The EU on Wednesday unveiled new plans to make big tech companies pay more taxes in a move that would, if endorsed, hit online US firms like Google and Facebook Inc.
Insisting that digital companies must pay their fair share, the European Commission said that EU member countries should be able to tax firms that make profits on their territory even if they are not physically present.
It would concern any country where a firm’s annual revenue exceeds 7 million euros (US$8.65 million), or which has more than 100,000 users or more than 3,000 digital service business contracts in a tax year.
The plan also includes an interim measure that would allow countries to tax at a rate of 3 percent companies with total annual revenue of 750 million euros and revenues in Europe of 50 million euros.
The European Commission estimates that up to 150 companies could be affected, about half of them from the US.

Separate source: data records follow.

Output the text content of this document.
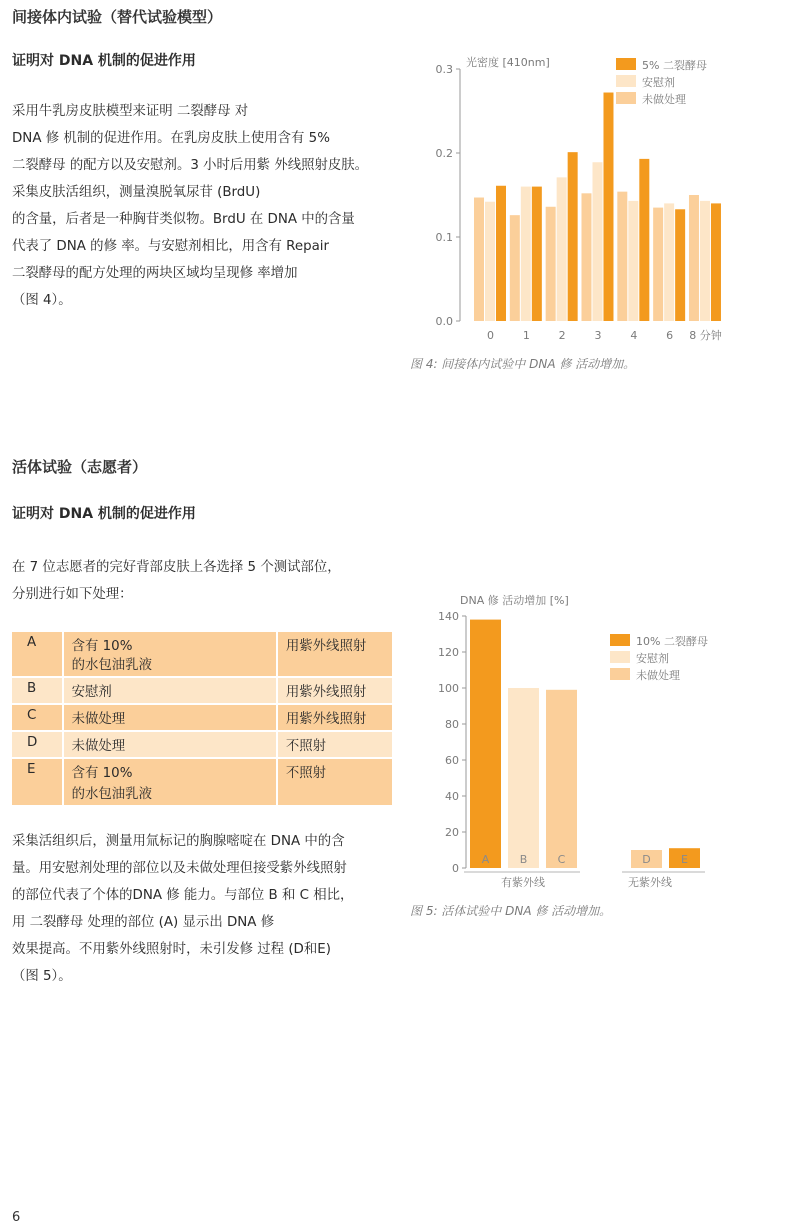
间接体内试验（替代试验模型）
证明对 DNA 机制的促进作用
采用牛乳房皮肤模型来证明 二裂酵母 对
DNA 修 机制的促进作用。在乳房皮肤上使用含有 5%
二裂酵母 的配方以及安慰剂。3 小时后用紫 外线照射皮肤。
采集皮肤活组织，测量溴脱氧尿苷 (BrdU)
的含量，后者是一种胸苷类似物。BrdU 在 DNA 中的含量
代表了 DNA 的修 率。与安慰剂相比，用含有 Repair
二裂酵母的配方处理的两块区域均呈现修 率增加
（图 4）。
光密度 [410nm]
0.0
0.1
0.2
0.3
0	1	2	3	4	6 8 分钟
5% 二裂酵母
安慰剂
未做处理
图 4: 间接体内试验中 DNA 修 活动增加。
活体试验（志愿者）
证明对 DNA 机制的促进作用
在 7 位志愿者的完好背部皮肤上各选择 5 个测试部位，
分别进行如下处理：
A	含有 10%
的水包油乳液	用紫外线照射
B	安慰剂	用紫外线照射
C	未做处理	用紫外线照射
D	未做处理	不照射
E	含有 10%
的水包油乳液	不照射
采集活组织后，测量用氚标记的胸腺嘧啶在 DNA 中的含
量。用安慰剂处理的部位以及未做处理但接受紫外线照射
的部位代表了个体的DNA 修 能力。与部位 B 和 C 相比，
用 二裂酵母 处理的部位 (A) 显示出 DNA 修
效果提高。不用紫外线照射时，未引发修 过程 (D和E)
（图 5）。
DNA 修 活动增加 [%]
0
20
40
60
80
100
120
140
A	B	C	D	E
有紫外线	无紫外线
10% 二裂酵母
安慰剂
未做处理
图 5: 活体试验中 DNA 修 活动增加。
6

Brussels argued that digital companies are growing faster than the economy as a whole, while corporate tax rules have not kept up, meaning that some make significant profits in Europe, but pay very little tax.
It said that, on average, many digital businesses face effective taxes of only 9 percent, less than half the 21 percent tax rate for brick-and-mortar companies.

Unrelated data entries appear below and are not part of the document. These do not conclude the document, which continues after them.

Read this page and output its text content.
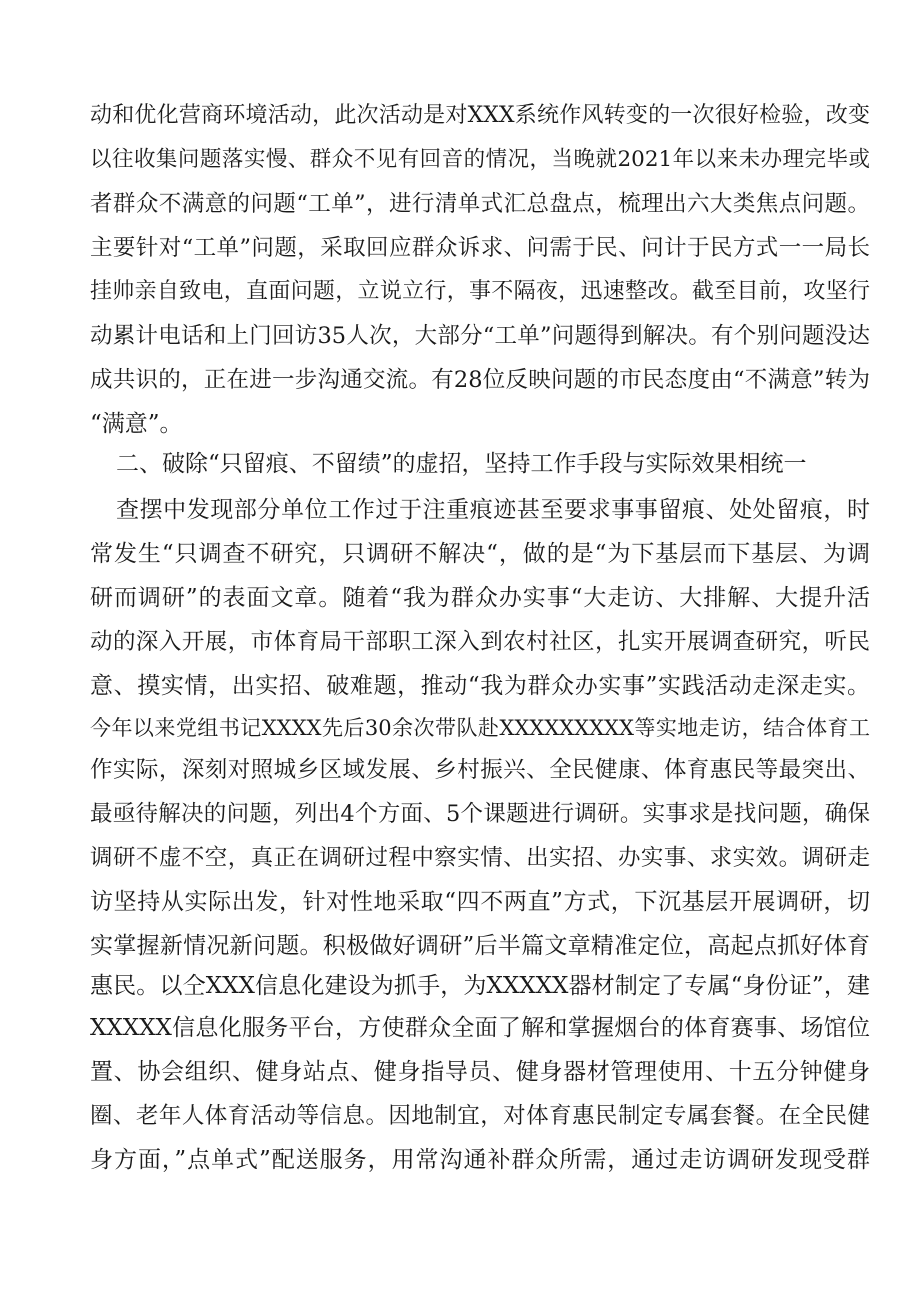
动和优化营商环境活动，此次活动是对XXX系统作风转变的一次很好检验，改变
以往收集问题落实慢、群众不见有回音的情况，当晚就2021年以来未办理完毕或
者群众不满意的问题“工单”，进行清单式汇总盘点，梳理出六大类焦点问题。
主要针对“工单”问题，采取回应群众诉求、问需于民、问计于民方式一一局长
挂帅亲自致电，直面问题，立说立行，事不隔夜，迅速整改。截至目前，攻坚行
动累计电话和上门回访35人次，大部分“工单”问题得到解决。有个别问题没达
成共识的，正在进一步沟通交流。有28位反映问题的市民态度由“不满意”转为
“满意”。
二、破除“只留痕、不留绩”的虚招，坚持工作手段与实际效果相统一
查摆中发现部分单位工作过于注重痕迹甚至要求事事留痕、处处留痕，时
常发生“只调查不研究，只调研不解决“，做的是“为下基层而下基层、为调
研而调研”的表面文章。随着“我为群众办实事“大走访、大排解、大提升活
动的深入开展，市体育局干部职工深入到农村社区，扎实开展调查研究，听民
意、摸实情，出实招、破难题，推动“我为群众办实事”实践活动走深走实。
今年以来党组书记XXXX先后30余次带队赴XXXXXXXXX等实地走访，结合体育工
作实际，深刻对照城乡区域发展、乡村振兴、全民健康、体育惠民等最突出、
最亟待解决的问题，列出4个方面、5个课题进行调研。实事求是找问题，确保
调研不虚不空，真正在调研过程中察实情、出实招、办实事、求实效。调研走
访坚持从实际出发，针对性地采取“四不两直”方式，下沉基层开展调研，切
实掌握新情况新问题。积极做好调研”后半篇文章精准定位，高起点抓好体育
惠民。以仝XXX信息化建设为抓手，为XXXXX器材制定了专属“身份证”，建
XXXXX信息化服务平台，方使群众全面了解和掌握烟台的体育赛事、场馆位
置、协会组织、健身站点、健身指导员、健身器材管理使用、十五分钟健身
圈、老年人体育活动等信息。因地制宜，对体育惠民制定专属套餐。在全民健
身方面，”点单式”配送服务，用常沟通补群众所需，通过走访调研发现受群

“Our pre-Internet rules don’t allow our member states to tax digital companies operating in Europe when they have little or no physical presence here,” European Commissioner for Economic and Financial Affairs, Taxation and Customs Pierre Moscovici said. “This represents an ever-bigger black hole for member states, because the tax base is being eroded.”

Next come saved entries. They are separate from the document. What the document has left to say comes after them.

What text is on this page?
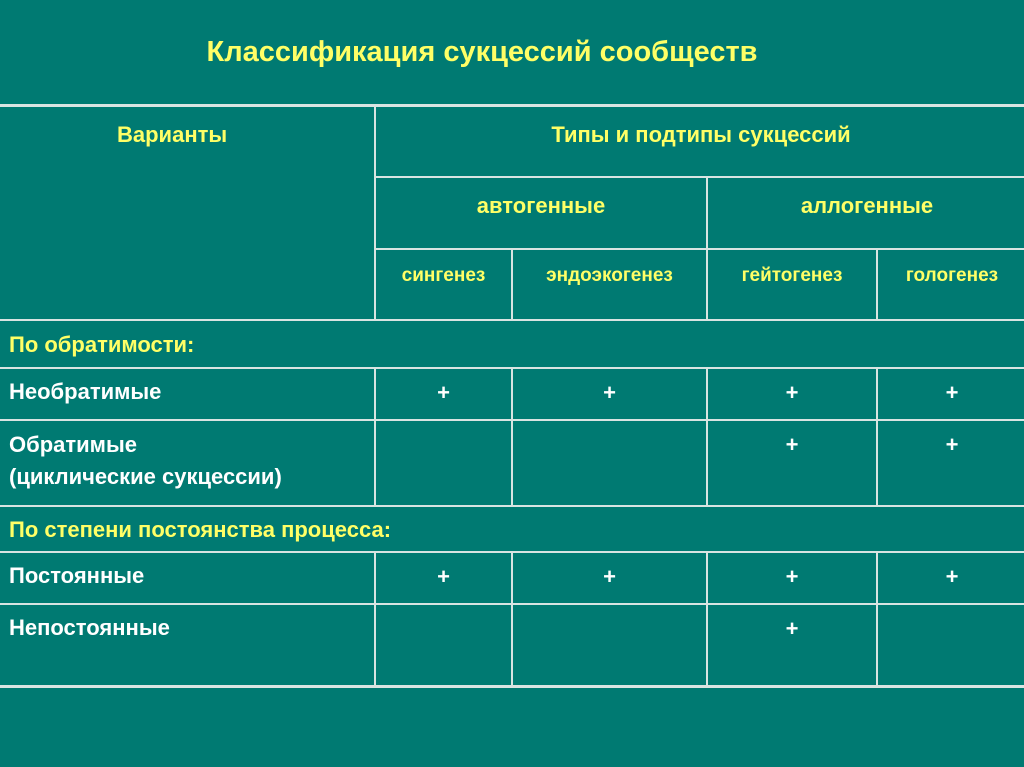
Классификация сукцессий сообществ
Варианты	Типы и подтипы сукцессий			

	автогенные		аллогенные	

	сингенез	эндоэкогенез	гейтогенез	гологенез

По обратимости:				

Необратимые	+	+	+	+

Обратимые
(циклические сукцессии)			+	+

По степени постоянства процесса:				

Постоянные	+	+	+	+

Непостоянные			+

However, the 28 EU nations that must endorse the plan are divided and it might never see the light of day. EU leaders would be discussing the proposal at a summit in Brussels, which started yesterday.
Big EU members — notably France — have said tech firms shift profits through small members like Luxembourg and Ireland, while these minnows in turn see the European Commission’s plans as a maneuver to redistribute Europe’s tax cake in favor of their bigger partners.
In a statement, France, Britain, Germany, Italy and Spain backed the commission and said that “in the absence of a global consensus” at international level over how to tax digital companies “we need to move ahead at EU level.”
Some opponents have said the plan is an ill-timed move that could backfire by further undermining already tricky relations with the US.